Em “El Vampiro“, uma lenda urbana local, que o sobrevivente do primeiro curta tenta esclarecer, sem sucesso, para ganhar a confiança dos policiais, vemos o terceiro curta e o primeiro de dois toques cômicos muito bem vindos nesta antologia. Dirigida pelo cubano Eduardo Sanchez, cineasta veterano que começou a carreira com o clássico A Bruxa de Blair (1999), esta é uma história bem pastelão de um sangue-suga milenar, aproveitando o Halloween para fazer um banquete pelas ruas, sem ser reconhecido como uma ameaça real pela população. O que ele tem de velho, tem de distraído, negligente e genioso, chamando a atenção das autoridades, das quais ele daria conta tranquilamente se não fosse por um importante detalhe: o horário de verão americano, que o confundiu fazendo prolongar demais o jantar “em público”. Agora, depois de caçar a noite inteira no centro da cidade, bem longe da casa e do caixão de descanso, ele tem pouco tempo para se recolher antes do nascer do sol. Apresentado como algo inofensivo, que não é para ser levado a sério, o segmento do Drácula Latino surpreende pelo quanto de simpatia arranca do público, com um personagem que vai de vilão à… bom, vilão com prazo de validade, em uma odisseia pessoal angustiante para chegar em casa, antes de um astro bem mais imponente e perigoso do que ele. 

Nahuales“, nome do quarto e mais fraco episódio desta antologia, é também uma palavra muito antiga de origem indígena, que descreve práticas e crenças mágicas do povo mexicano, desde antes da colonização. Na história que começa muito bem, Ramón carrega um corpo em cima de seu cavalo, por uma longa paisagem campestre até a casa onde mora, enquanto foge desesperado de uma entidade localizada na floresta próxima. A impressão inicial é que se trata de um camponês, mas julgando pelo material eleitoral com a imagem dele e pelo telefonema que ele recebe de um agente da C.I.A., é certo que a narrativa envolve algo mais complexo do que uma assombração vinda do mato. Certamente não se trata de um curta simples, mas antes fosse, do que a lambança de pontas soltas que acaba se tornando. A diretora Gigi Saul Guerrero, que também participou do lançamento mais recente da franquia V/H/S, nos dá um corpo, uma intromissão internacional, uma família morta, uma ameaça invisível, envoltos em um suspense crescente que desaba rapidamente, quando nenhum destes elementos recebe esclarecimento ou interfere no resultado da história, que termina sem pé nem cabeça. Existe terror, se após muita enrolação que não leva a lugar nenhum, a gente não conseguir identificar do que era para ter sentido medo?
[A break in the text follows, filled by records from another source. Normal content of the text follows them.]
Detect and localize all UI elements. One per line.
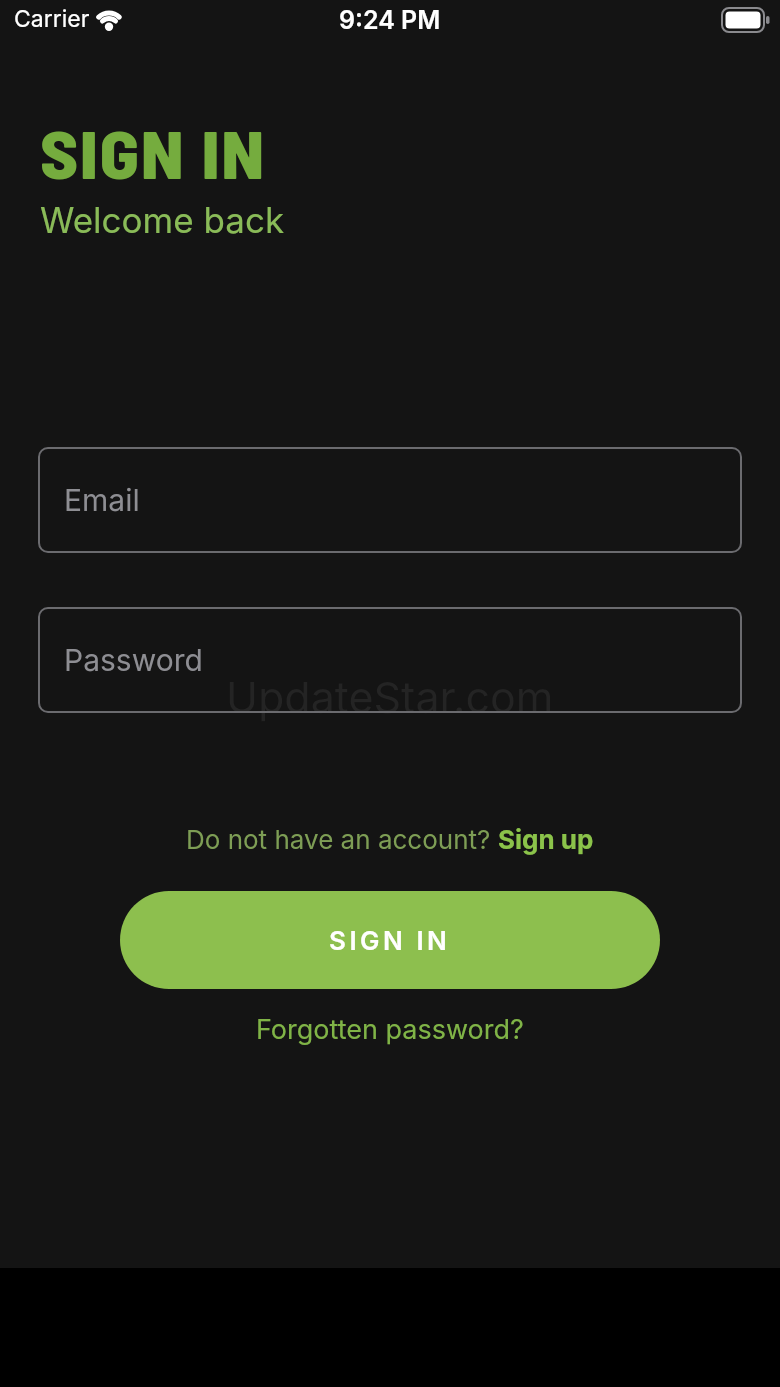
button[interactable]: Forgotten password? — [256, 1013, 524, 1046]
button[interactable]: Sign up — [498, 824, 594, 855]
staticText: Do not have an account? — [186, 824, 498, 855]
staticText: SIGN IN — [40, 113, 267, 192]
button[interactable]: Email — [38, 447, 742, 553]
button[interactable]: SIGN IN — [120, 891, 660, 989]
staticText: Welcome back — [40, 199, 285, 241]
staticText: Email — [64, 482, 140, 518]
button[interactable]: Password — [38, 607, 742, 713]
staticText: Carrier — [14, 5, 90, 33]
staticText: SIGN IN — [329, 925, 451, 956]
staticText: Password — [64, 642, 203, 678]
staticText: 9:24 PM — [339, 5, 441, 35]
staticText: UpdateStar.com — [226, 671, 554, 723]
“O Martelo de Zanzibar” de Alejandro Brugues, que passeia por todos os gêneros na carreira, é a bem-humorada e imprevisível história de um ex-casal de documentaristas, se encontrando após anos de separação em um restaurante que marcou o relacionamento, mas com muito mais em mente do que reacender a antiga chama amorosa. Aparentemente, durante um de seus trabalhos cinematográficos, eles perturbaram um ritual sagrado e enfureceram alguns demônios, que até aquela noite já haviam acertado as contas com diversos outros membros da equipe envolvida no projeto. O temor é que a qualquer momento, os dois ex-pombinhos também recebam uma visita fatal. Brugues, que está inegavelmente se divertindo muito, sem esquecer que também está trabalhando em uma história de terror, insere um conto hilário dentro de um flashback que já é intruso, dentro da história principal, aumentando a cada minuto do tempo contado que tem, o nosso interesse pelo desfecho de um curta completamente absurdo e cheio de reviravoltas. No geral, Satanic Hispanics tem um saldo bem positivo. No final, a história do Viajante ganha outro título e um vilão com o melhor look possível, considerando o tema da antologia, que exalta a cultura hispânica sem pretensões além do entretenimento.